A vita activa, ou seja, a vida humana na medida em que se empenha ativamente em fazer algo, tem raízes permanentes num mundo de homens ou de coisas feitas pelos homens, um mundo que ela jamais abandona ou chega a transcender completamente. As coisas e os homens constituem o ambiente de cada uma das atividades humanas, que não teriam sentido sem tal localização; e, no entanto, este ambiente, o mundo ao qual viemos, não existiria sem a atividade humana que o produziu, como no caso de coisas fabricadas; que dele cuida, como no caso das terras de cultivo; ou que o estabeleceu através da organização, como no caso do corpo político. Nenhuma vida humana, nem mesmo a vida do eremita em meio à natureza selvagem, é possível sem um mundo que, direta ou indiretamente, testemunhe a presença de outros seres humanos.

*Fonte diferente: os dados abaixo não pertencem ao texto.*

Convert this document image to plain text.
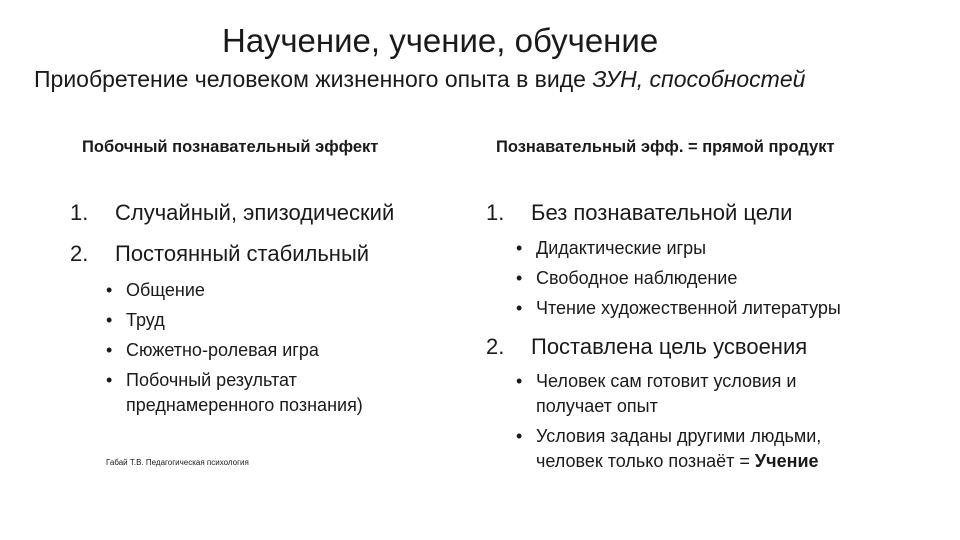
Научение, учение, обучение
Приобретение человеком жизненного опыта в виде ЗУН, способностей
Побочный познавательный эффект
1. Случайный, эпизодический
2. Постоянный стабильный
• Общение
• Труд
• Сюжетно-ролевая игра
• Побочный результат
преднамеренного познания)
Габай Т.В. Педагогическая психология
Познавательный эфф. = прямой продукт
1. Без познавательной цели
• Дидактические игры
• Свободное наблюдение
• Чтение художественной литературы
2. Поставлена цель усвоения
• Человек сам готовит условия и
получает опыт
• Условия заданы другими людьми,
человек только познаёт = Учение
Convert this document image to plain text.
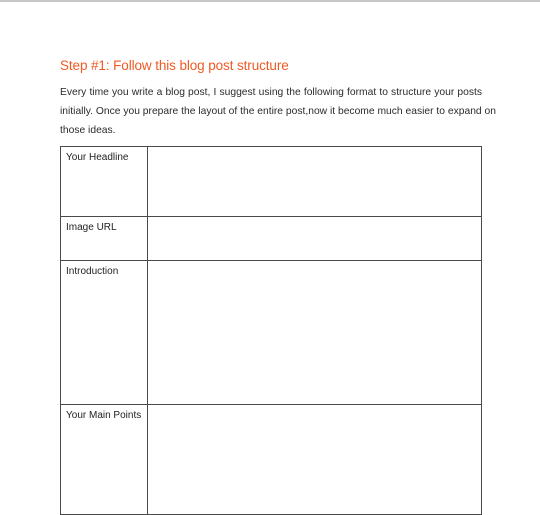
Step #1: Follow this blog post structure

Every time you write a blog post, I suggest using the following format to structure your posts
initially. Once you prepare the layout of the entire post,now it become much easier to expand on
those ideas.

Your Headline	

Image URL	

Introduction	

Your Main Points	
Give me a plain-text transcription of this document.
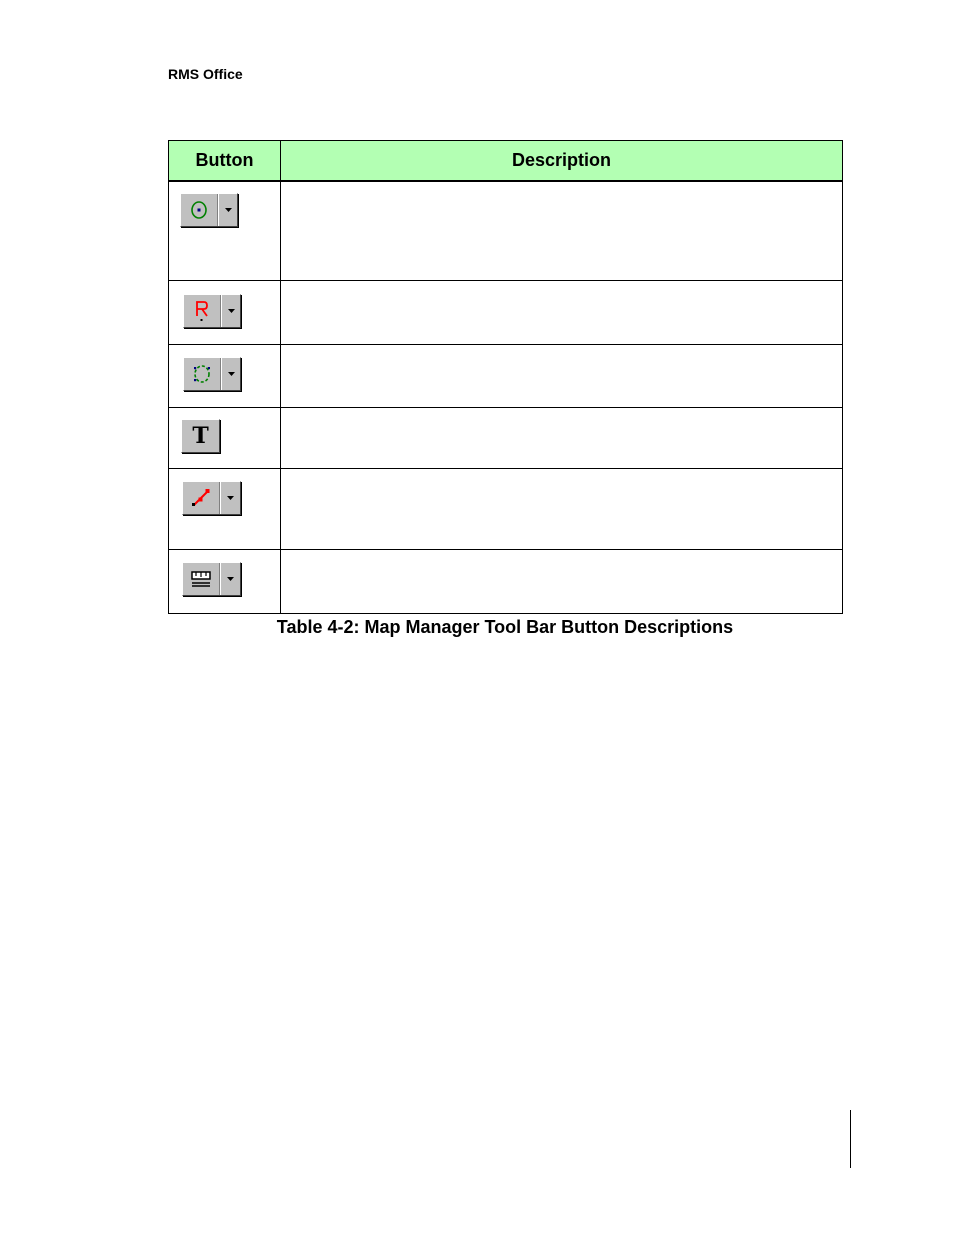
RMS Office
Button	Description

T	

Table 4-2: Map Manager Tool Bar Button Descriptions
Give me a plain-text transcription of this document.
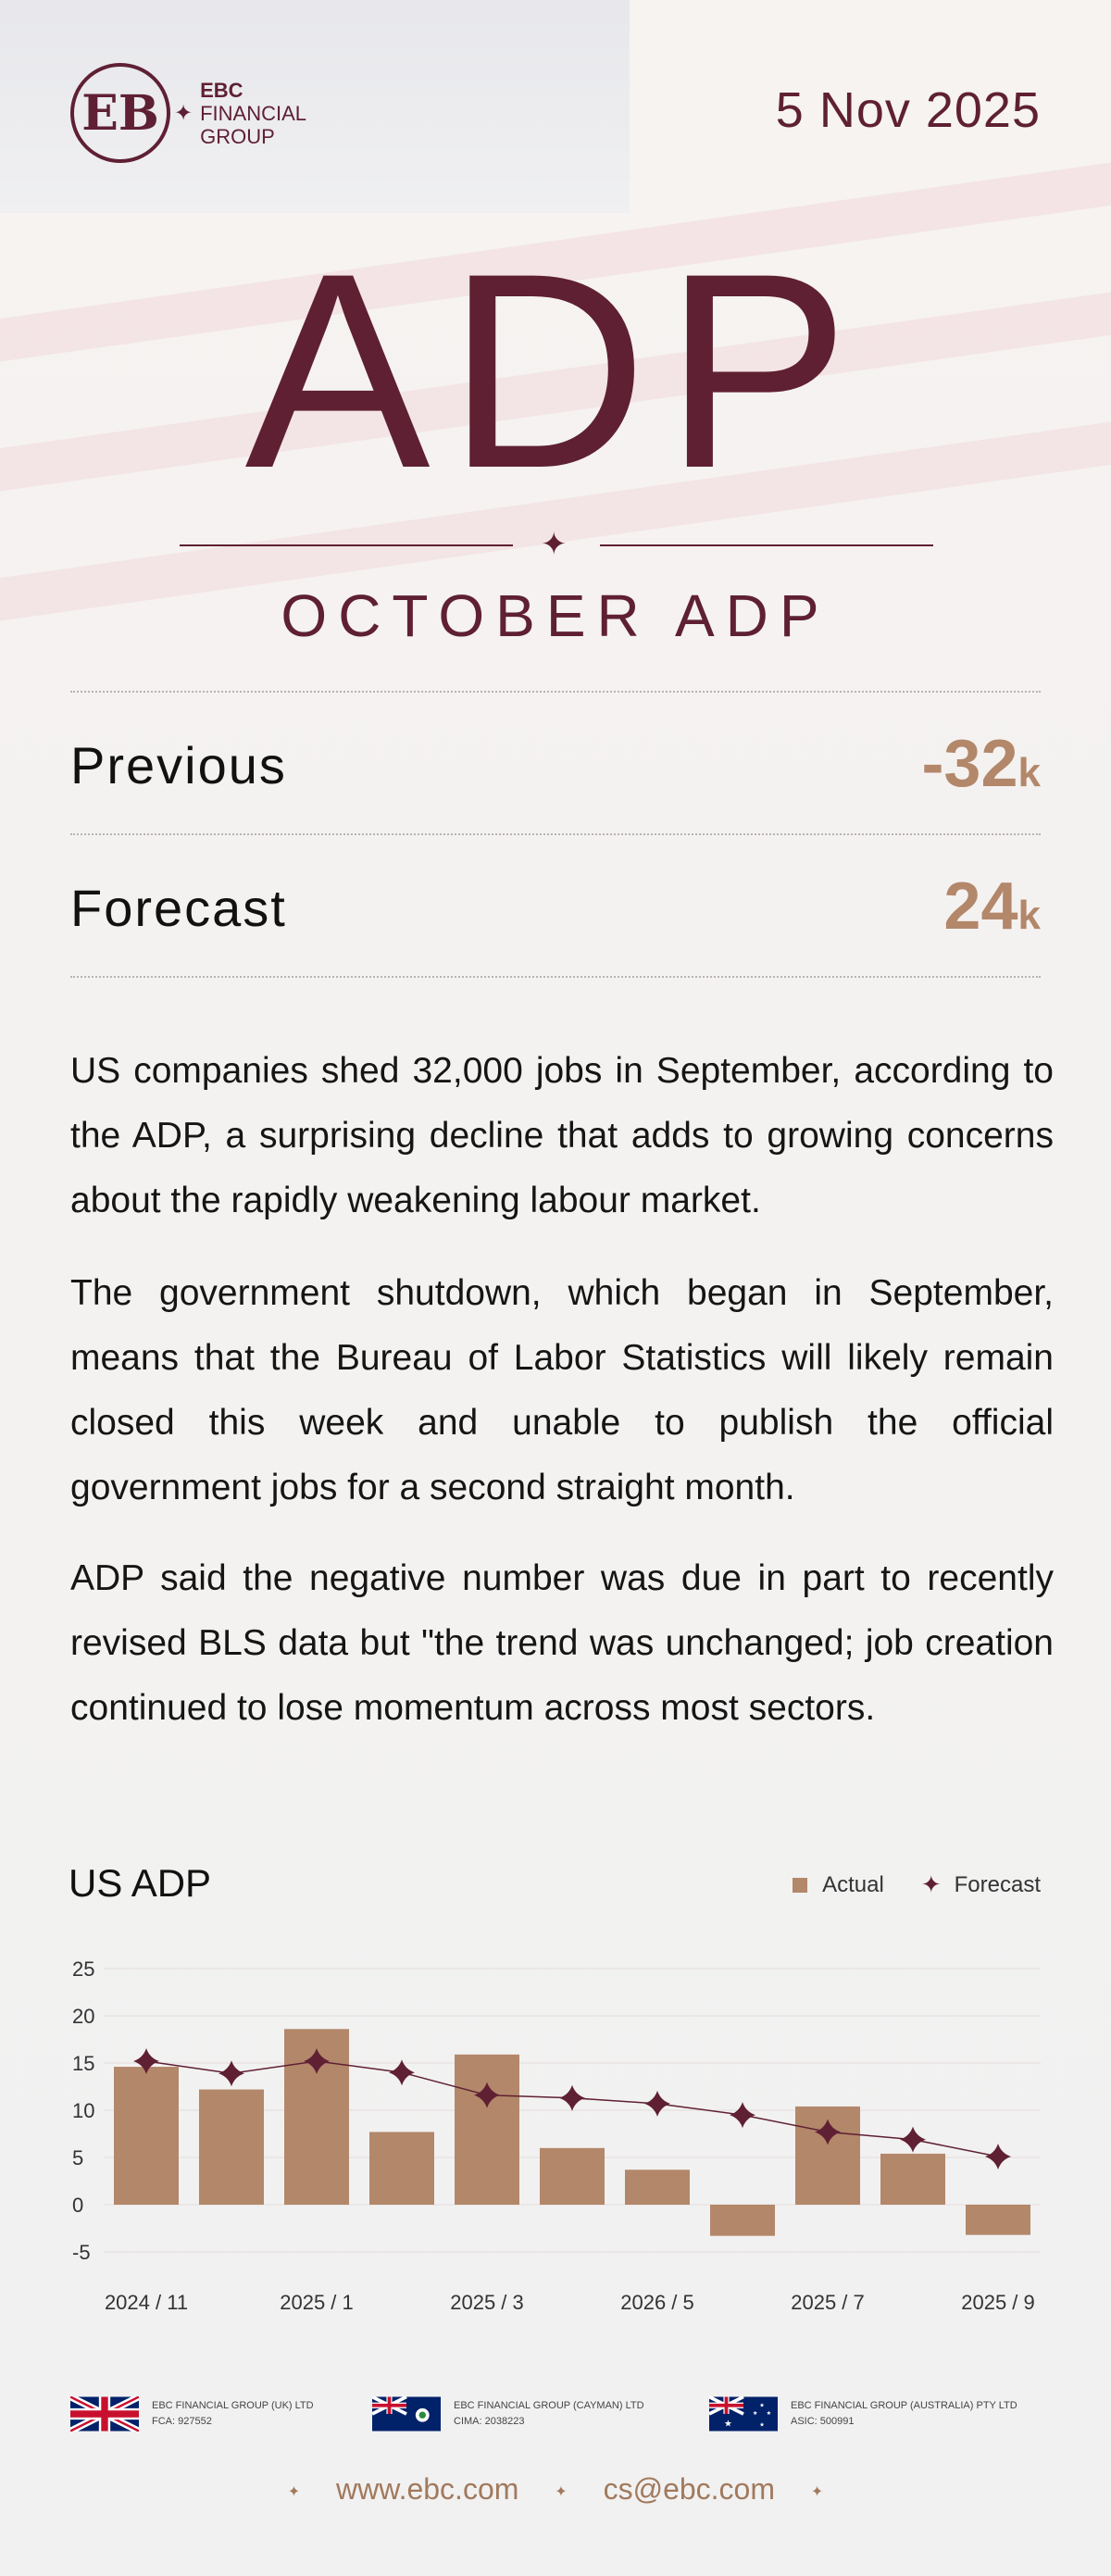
EB ✦
EBC
FINANCIAL
GROUP	5 Nov 2025
ADP
✦
OCTOBER ADP
Previous	-32k
Forecast	24k
US companies shed 32,000 jobs in September, according to the ADP, a surprising decline that adds to growing concerns about the rapidly weakening labour market.
The government shutdown, which began in September, means that the Bureau of Labor Statistics will likely remain closed this week and unable to publish the official government jobs for a second straight month.
ADP said the negative number was due in part to recently revised BLS data but "the trend was unchanged; job creation continued to lose momentum across most sectors.
US ADP	Actual ✦ Forecast
25
20
15
10
5
0
-5
2024 / 11	2025 / 1	2025 / 3	2026 / 5	2025 / 7	2025 / 9
EBC FINANCIAL GROUP (UK) LTD
FCA: 927552
EBC FINANCIAL GROUP (CAYMAN) LTD
CIMA: 2038223	★
★
★
★
★
EBC FINANCIAL GROUP (AUSTRALIA) PTY LTD
ASIC: 500991
✦ www.ebc.com ✦ cs@ebc.com ✦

Todas as atividades humanas são condicionadas pelo fato de que os homens vivem juntos; mas a ação é a única que não pode sequer ser imaginada fora da sociedade dos homens. A atividade do labor não requer a presença de outros, mas um ser que «laborasse» em completa solidão não seria humano, e sim um animal laborans no sentido mais literal da expressão. Um homem que trabalhasse e fabricasse e construísse num mundo habitado somente por ele mesmo não deixaria de ser um fabricador, mas não seria um homo faber: teria perdido a sua qualidade especificamente humana e seria, antes, um deus — certamente não o Criador, mas um demiurgo divino como Platão o descreveu em um dos seus mitos. Só a ação é prerrogativa exclusiva do homem; nem um animal nem um deus é capaz de ação,1 e só a ação depende inteiramente da constante presença de outros.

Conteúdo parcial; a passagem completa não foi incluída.